Repository files navigation

DevSearch ASTs

Source code parsing and analysis framework for the DevSearch project. This repository gathers the common language AST format, all implemented language parsers as well as the feature extractors that transform ASTs into features from which indexes and models can be built.

Common AST

We have implemented a common language-agnostic AST structure into which we fit all our parsed code. This AST is mostly syntactic but we try to preserve as much semantic information as possible to improve the quality and variety of features we are able to extract. For more specific information, see the quite readable AST source code here.

Normal SSA form

The common AST format described above is quite useful to build syntactic features but can be limited when considering more semantic information. In order to facilitate reasoning about code semantics, we provide a normal SSA form that can be extracted from an AST through devsearch.normalized.Normalizer(ast). This will return a definition tree with named nodes where functions are attributed a ControlFlowGraph (see here) and graph nodes represent code blocks. For more details about the SSA instructions contained in the control-flow blocks, see the SSA source code here.

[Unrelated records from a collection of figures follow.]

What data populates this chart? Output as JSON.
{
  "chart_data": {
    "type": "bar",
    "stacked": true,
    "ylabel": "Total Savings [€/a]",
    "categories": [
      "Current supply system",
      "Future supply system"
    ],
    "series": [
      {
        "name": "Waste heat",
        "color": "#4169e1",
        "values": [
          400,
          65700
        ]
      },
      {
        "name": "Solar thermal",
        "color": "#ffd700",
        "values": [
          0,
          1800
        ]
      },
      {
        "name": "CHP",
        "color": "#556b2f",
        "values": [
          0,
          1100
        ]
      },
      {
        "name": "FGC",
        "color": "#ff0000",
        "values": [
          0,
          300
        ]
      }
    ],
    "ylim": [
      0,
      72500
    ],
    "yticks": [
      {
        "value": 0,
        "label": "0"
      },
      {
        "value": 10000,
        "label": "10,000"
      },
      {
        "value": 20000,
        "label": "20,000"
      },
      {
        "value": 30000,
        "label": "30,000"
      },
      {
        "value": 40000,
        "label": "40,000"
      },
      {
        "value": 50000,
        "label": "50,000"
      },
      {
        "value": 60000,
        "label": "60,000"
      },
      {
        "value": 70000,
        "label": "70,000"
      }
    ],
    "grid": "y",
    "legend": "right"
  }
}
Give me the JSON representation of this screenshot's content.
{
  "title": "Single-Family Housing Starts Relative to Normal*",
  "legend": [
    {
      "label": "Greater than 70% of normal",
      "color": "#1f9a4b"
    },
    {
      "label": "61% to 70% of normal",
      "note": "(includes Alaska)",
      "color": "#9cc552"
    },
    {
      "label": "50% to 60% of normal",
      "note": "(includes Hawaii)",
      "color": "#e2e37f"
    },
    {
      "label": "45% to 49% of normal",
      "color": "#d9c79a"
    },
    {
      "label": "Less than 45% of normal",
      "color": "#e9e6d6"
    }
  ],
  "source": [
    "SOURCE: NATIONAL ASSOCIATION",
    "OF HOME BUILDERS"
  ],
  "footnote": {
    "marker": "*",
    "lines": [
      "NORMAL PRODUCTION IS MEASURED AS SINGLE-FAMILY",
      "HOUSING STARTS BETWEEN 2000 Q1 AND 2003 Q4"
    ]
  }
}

Currently, the normal form has two failings:

  • not array-SSA, so array updates and merges are not currently extracted during normalization. However, it would be quite simple to implement a transformation on the current SSA form to bring it into array-SSA.
  • not functionally readable; it is still somewhat complex to extract functional properties from imperative code in this normal form (see SemanticExtractor). It would be interesting to extract a Fold-normal form from this SSA form in order to improve such analysis.

Supported Languages

We currently have parsers for

  • Java
  • Scala
  • Query language (a super-set of Scala with support for Quasiquote-like holes in the source)
  • Compatibility parser for DevMine JSON ASTs that can support any language the DevMine project parses (we currently only ship the Go parser)
  • JavaScript

We also have plans to support Python in a possibly near future.

Adding parsers

New parsers simply need to extend the devsearch.parsers.Parser trait and provide both

def language: String
def parse(source: Source): String

methods. If one wishes to reap the benefits of automatic language detection to extend support for language-agnostic queries, the new parser with associated meta-data should be added to devsearch.parsers.Languages.orderedLangList as well. The language detection if performed by the devsearch.features.QueryRecognizer object.

Feature Extraction

Feature extraction consists in extracting a set of identifiers from a given source code AST. Each feature is associated to a code position (user/repo/path:line) that can then be used to build feature indexes and similarity models between different ASTs. Basically, a feature is simply a key with a well-defined equality function along with the position in the AST at which it was extracted:

trait Feature {
  def pos: CodePiecePosition
  def key: String
}

We provide a helper object devsearch.features.FeatureRecognizer that can be used to extract all features from a given AST through apply(ast: AST).

Adding extractors

New feature extractors must extend the devsearch.features.FeatureExtractor trait and provide the

def extract(data: CodeFile): Set[Feature]

method that will (typically) traverse data.ast to accumulate code features. Note that our features are positioned in the code to enable precise subsequent lookups in the source-code. This is linked to the Feature.pos described above and to build positions one should use the data.location.at(tree.pos) construction (see existing feature extractors).

In order to add the new extractor to the set of extractors applied by FeatureRecognizer, the extractor must be added to the extractors set in the FeatureRecognizer object here.